What is normal for a patchwork family and what are the necessary steps so that children and adults can make themselves at home in the new life situation? The adults forming a patchwork family should recognise their own personal problems. Why? The challenges of forming a patchwork family requires a lot of sensitivity, tolerance of frustration, readiness for compromise and humour from all effected. If the vulnerabilities and needs, as well as the expectations and wishes, of the adults aren’t made clear, this can lead to misunderstandings and finger-pointing. Who hasn’t experienced the following; “You’re children have done it again...,” “Well yours are no different...” It sounds mundane and harmless, but if the roles of the step and biological parents in terms of their rights and responsibilities have not been made clear, then it can lead to disappointment and misunderstanding.
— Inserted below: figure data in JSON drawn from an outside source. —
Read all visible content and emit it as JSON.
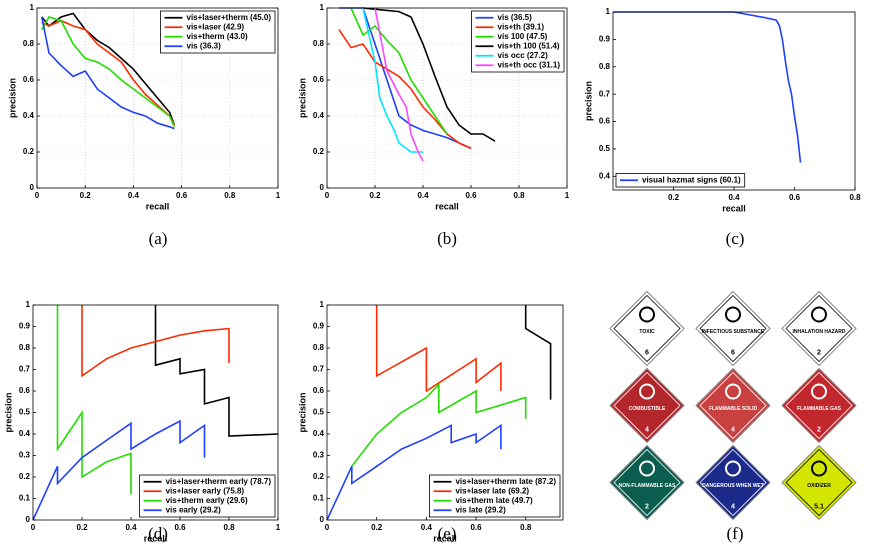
{
  "chart_data": [
    {
      "type": "line",
      "x_label": "recall",
      "y_label": "precision",
      "xlim": [
        0,
        1
      ],
      "ylim": [
        0,
        1
      ],
      "xticks": [
        0,
        0.2,
        0.4,
        0.6,
        0.8,
        1
      ],
      "yticks": [
        0,
        0.2,
        0.4,
        0.6,
        0.8,
        1
      ],
      "grid": true,
      "legend": "upper right",
      "series": [
        {
          "name": "vis+laser+therm (45.0)",
          "color": "#000000",
          "x": [
            0.02,
            0.05,
            0.1,
            0.15,
            0.2,
            0.25,
            0.3,
            0.35,
            0.4,
            0.45,
            0.5,
            0.55,
            0.57
          ],
          "values": [
            0.95,
            0.9,
            0.95,
            0.97,
            0.88,
            0.82,
            0.78,
            0.72,
            0.66,
            0.58,
            0.5,
            0.42,
            0.35
          ]
        },
        {
          "name": "vis+laser (42.9)",
          "color": "#ff2a00",
          "x": [
            0.02,
            0.05,
            0.1,
            0.15,
            0.2,
            0.25,
            0.3,
            0.35,
            0.4,
            0.45,
            0.5,
            0.55,
            0.57
          ],
          "values": [
            0.92,
            0.9,
            0.93,
            0.9,
            0.88,
            0.8,
            0.75,
            0.7,
            0.6,
            0.52,
            0.46,
            0.4,
            0.35
          ]
        },
        {
          "name": "vis+therm (43.0)",
          "color": "#22dd00",
          "x": [
            0.02,
            0.05,
            0.1,
            0.15,
            0.2,
            0.25,
            0.3,
            0.35,
            0.4,
            0.45,
            0.5,
            0.55,
            0.57
          ],
          "values": [
            0.88,
            0.95,
            0.93,
            0.8,
            0.72,
            0.7,
            0.66,
            0.6,
            0.55,
            0.5,
            0.45,
            0.4,
            0.34
          ]
        },
        {
          "name": "vis (36.3)",
          "color": "#1f3fff",
          "x": [
            0.02,
            0.05,
            0.1,
            0.15,
            0.2,
            0.25,
            0.3,
            0.35,
            0.4,
            0.45,
            0.5,
            0.55,
            0.57
          ],
          "values": [
            0.95,
            0.75,
            0.68,
            0.62,
            0.65,
            0.55,
            0.5,
            0.45,
            0.42,
            0.4,
            0.36,
            0.34,
            0.33
          ]
        }
      ]
    },
    {
      "type": "line",
      "x_label": "recall",
      "y_label": "precision",
      "xlim": [
        0,
        1
      ],
      "ylim": [
        0,
        1
      ],
      "xticks": [
        0,
        0.2,
        0.4,
        0.6,
        0.8,
        1
      ],
      "yticks": [
        0,
        0.2,
        0.4,
        0.6,
        0.8,
        1
      ],
      "grid": true,
      "legend": "upper right",
      "series": [
        {
          "name": "vis (36.5)",
          "color": "#1f3fff",
          "x": [
            0.05,
            0.15,
            0.2,
            0.25,
            0.3,
            0.35,
            0.4,
            0.45,
            0.5,
            0.55,
            0.6
          ],
          "values": [
            1,
            1,
            0.8,
            0.6,
            0.4,
            0.35,
            0.32,
            0.3,
            0.28,
            0.25,
            0.22
          ]
        },
        {
          "name": "vis+th (39.1)",
          "color": "#ff2a00",
          "x": [
            0.05,
            0.1,
            0.15,
            0.2,
            0.3,
            0.35,
            0.4,
            0.45,
            0.5,
            0.55,
            0.6
          ],
          "values": [
            0.88,
            0.78,
            0.8,
            0.7,
            0.62,
            0.55,
            0.45,
            0.38,
            0.3,
            0.25,
            0.22
          ]
        },
        {
          "name": "vis 100 (47.5)",
          "color": "#22dd00",
          "x": [
            0.1,
            0.15,
            0.2,
            0.25,
            0.3,
            0.35,
            0.4,
            0.45,
            0.5
          ],
          "values": [
            1,
            0.85,
            0.9,
            0.82,
            0.75,
            0.6,
            0.5,
            0.4,
            0.3
          ]
        },
        {
          "name": "vis+th 100 (51.4)",
          "color": "#000000",
          "x": [
            0.15,
            0.3,
            0.35,
            0.4,
            0.45,
            0.5,
            0.55,
            0.6,
            0.65,
            0.7
          ],
          "values": [
            1,
            0.98,
            0.95,
            0.8,
            0.62,
            0.45,
            0.35,
            0.3,
            0.3,
            0.26
          ]
        },
        {
          "name": "vis occ (27.2)",
          "color": "#00e5ff",
          "x": [
            0.15,
            0.2,
            0.22,
            0.25,
            0.28,
            0.3,
            0.35,
            0.4
          ],
          "values": [
            1,
            0.7,
            0.5,
            0.4,
            0.32,
            0.25,
            0.2,
            0.2
          ]
        },
        {
          "name": "vis+th occ (31.1)",
          "color": "#ff44ff",
          "x": [
            0.2,
            0.25,
            0.3,
            0.33,
            0.35,
            0.38,
            0.4
          ],
          "values": [
            1,
            0.65,
            0.52,
            0.45,
            0.3,
            0.2,
            0.15
          ]
        }
      ]
    },
    {
      "type": "line",
      "x_label": "recall",
      "y_label": "precision",
      "xlim": [
        0,
        0.8
      ],
      "ylim": [
        0.35,
        1
      ],
      "xticks": [
        0.2,
        0.4,
        0.6,
        0.8
      ],
      "yticks": [
        0.4,
        0.5,
        0.6,
        0.7,
        0.8,
        0.9,
        1
      ],
      "grid": false,
      "legend": "lower left",
      "series": [
        {
          "name": "visual hazmat signs (60.1)",
          "color": "#1f3fff",
          "x": [
            0,
            0.2,
            0.4,
            0.5,
            0.54,
            0.55,
            0.56,
            0.57,
            0.58,
            0.59,
            0.6,
            0.61,
            0.62
          ],
          "values": [
            1,
            1,
            1,
            0.98,
            0.97,
            0.95,
            0.9,
            0.82,
            0.75,
            0.7,
            0.62,
            0.55,
            0.45
          ]
        }
      ]
    },
    {
      "type": "line",
      "x_label": "recall",
      "y_label": "precision",
      "xlim": [
        0,
        1
      ],
      "ylim": [
        0,
        1
      ],
      "xticks": [
        0,
        0.2,
        0.4,
        0.6,
        0.8,
        1
      ],
      "yticks": [
        0,
        0.1,
        0.2,
        0.3,
        0.4,
        0.5,
        0.6,
        0.7,
        0.8,
        0.9,
        1
      ],
      "grid": false,
      "legend": "lower right",
      "series": [
        {
          "name": "vis+laser+therm early (78.7)",
          "color": "#000000",
          "x": [
            0.5,
            0.5,
            0.6,
            0.6,
            0.7,
            0.7,
            0.8,
            0.8,
            1
          ],
          "values": [
            1,
            0.72,
            0.75,
            0.68,
            0.7,
            0.54,
            0.57,
            0.39,
            0.4
          ]
        },
        {
          "name": "vis+laser early (75.8)",
          "color": "#ff2a00",
          "x": [
            0.2,
            0.2,
            0.3,
            0.4,
            0.5,
            0.6,
            0.7,
            0.8,
            0.8
          ],
          "values": [
            1,
            0.67,
            0.75,
            0.8,
            0.83,
            0.86,
            0.88,
            0.89,
            0.73
          ]
        },
        {
          "name": "vis+therm early (29.6)",
          "color": "#22dd00",
          "x": [
            0.1,
            0.1,
            0.2,
            0.2,
            0.3,
            0.4,
            0.4
          ],
          "values": [
            1,
            0.33,
            0.5,
            0.2,
            0.27,
            0.31,
            0.12
          ]
        },
        {
          "name": "vis early (29.2)",
          "color": "#1f3fff",
          "x": [
            0,
            0.1,
            0.1,
            0.2,
            0.3,
            0.4,
            0.4,
            0.5,
            0.6,
            0.6,
            0.7,
            0.7
          ],
          "values": [
            0,
            0.25,
            0.17,
            0.29,
            0.37,
            0.45,
            0.33,
            0.4,
            0.46,
            0.36,
            0.44,
            0.29
          ]
        }
      ]
    },
    {
      "type": "line",
      "x_label": "recall",
      "y_label": "precision",
      "xlim": [
        0,
        0.95
      ],
      "ylim": [
        0,
        1
      ],
      "xticks": [
        0,
        0.2,
        0.4,
        0.6,
        0.8
      ],
      "yticks": [
        0,
        0.1,
        0.2,
        0.3,
        0.4,
        0.5,
        0.6,
        0.7,
        0.8,
        0.9,
        1
      ],
      "grid": false,
      "legend": "lower right",
      "series": [
        {
          "name": "vis+laser+therm late (87.2)",
          "color": "#000000",
          "x": [
            0.8,
            0.8,
            0.9,
            0.9
          ],
          "values": [
            1,
            0.89,
            0.82,
            0.56
          ]
        },
        {
          "name": "vis+laser late (69.2)",
          "color": "#ff2a00",
          "x": [
            0.2,
            0.2,
            0.4,
            0.4,
            0.6,
            0.6,
            0.7,
            0.7
          ],
          "values": [
            1,
            0.67,
            0.8,
            0.6,
            0.75,
            0.64,
            0.73,
            0.6
          ]
        },
        {
          "name": "vis+therm late (49.7)",
          "color": "#22dd00",
          "x": [
            0.1,
            0.2,
            0.3,
            0.4,
            0.45,
            0.45,
            0.6,
            0.6,
            0.8,
            0.8
          ],
          "values": [
            0.25,
            0.4,
            0.5,
            0.57,
            0.63,
            0.5,
            0.6,
            0.5,
            0.57,
            0.47
          ]
        },
        {
          "name": "vis late (29.2)",
          "color": "#1f3fff",
          "x": [
            0,
            0.1,
            0.1,
            0.2,
            0.3,
            0.4,
            0.5,
            0.5,
            0.6,
            0.6,
            0.7,
            0.7
          ],
          "values": [
            0,
            0.25,
            0.17,
            0.25,
            0.33,
            0.38,
            0.44,
            0.36,
            0.4,
            0.36,
            0.44,
            0.33
          ]
        }
      ]
    }
  ],
  "captions": [
    "(a)",
    "(b)",
    "(c)",
    "(d)",
    "(e)",
    "(f)"
  ],
  "signs": [
    {
      "label": "TOXIC",
      "number": "6",
      "color": "#ffffff",
      "text_color": "#000000"
    },
    {
      "label": "INFECTIOUS SUBSTANCE",
      "number": "6",
      "color": "#ffffff",
      "text_color": "#000000"
    },
    {
      "label": "INHALATION HAZARD",
      "number": "2",
      "color": "#ffffff",
      "text_color": "#000000"
    },
    {
      "label": "COMBUSTIBLE",
      "number": "4",
      "color": "#b3262b",
      "text_color": "#ffffff"
    },
    {
      "label": "FLAMMABLE SOLID",
      "number": "4",
      "color": "#c84040",
      "text_color": "#ffffff"
    },
    {
      "label": "FLAMMABLE GAS",
      "number": "2",
      "color": "#c1272d",
      "text_color": "#ffffff"
    },
    {
      "label": "NON-FLAMMABLE GAS",
      "number": "2",
      "color": "#0b5d4f",
      "text_color": "#ffffff"
    },
    {
      "label": "DANGEROUS WHEN WET",
      "number": "4",
      "color": "#1c2a8a",
      "text_color": "#ffffff"
    },
    {
      "label": "OXIDIZER",
      "number": "5.1",
      "color": "#d4e600",
      "text_color": "#000000"
    }
  ]
}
There needs to be a readiness to talk at all times, so that every member of the family feels that they can express themselves openly and without fear. The adults have to be prepared, however, to deal with criticism, doubts and rejection from the children and young adults. A home can only develop when everyone has the assurance that they will be loved and accepted for who they are. From such an attitude every form of development is possible.

How teachers can help

Pupils often react to radical change at home by refusing to work and withdrawing socially. This can be a dangerous situation! Teachers should quickly recognise when this situation is occurring and attempt to communicate with the parents. It is essential that both the teacher and the parents offer strong support to the child. If the teacher has the impression that the pupil has become overwhelmed by the new familial constellation, then a special support plan for the pupil should be prepared. Children who are obviously overwhelmed by a new familial constellation need special protection, and the intervention of a family therapist is often necessary. 

However, teachers should not let themselves be pressured by the parents into taking on the role of a therapist as this can lead to them too becoming overwhelmed with the situation. Above all, they should remain in the role of the “advocate” of their pupils’ needs and necessities.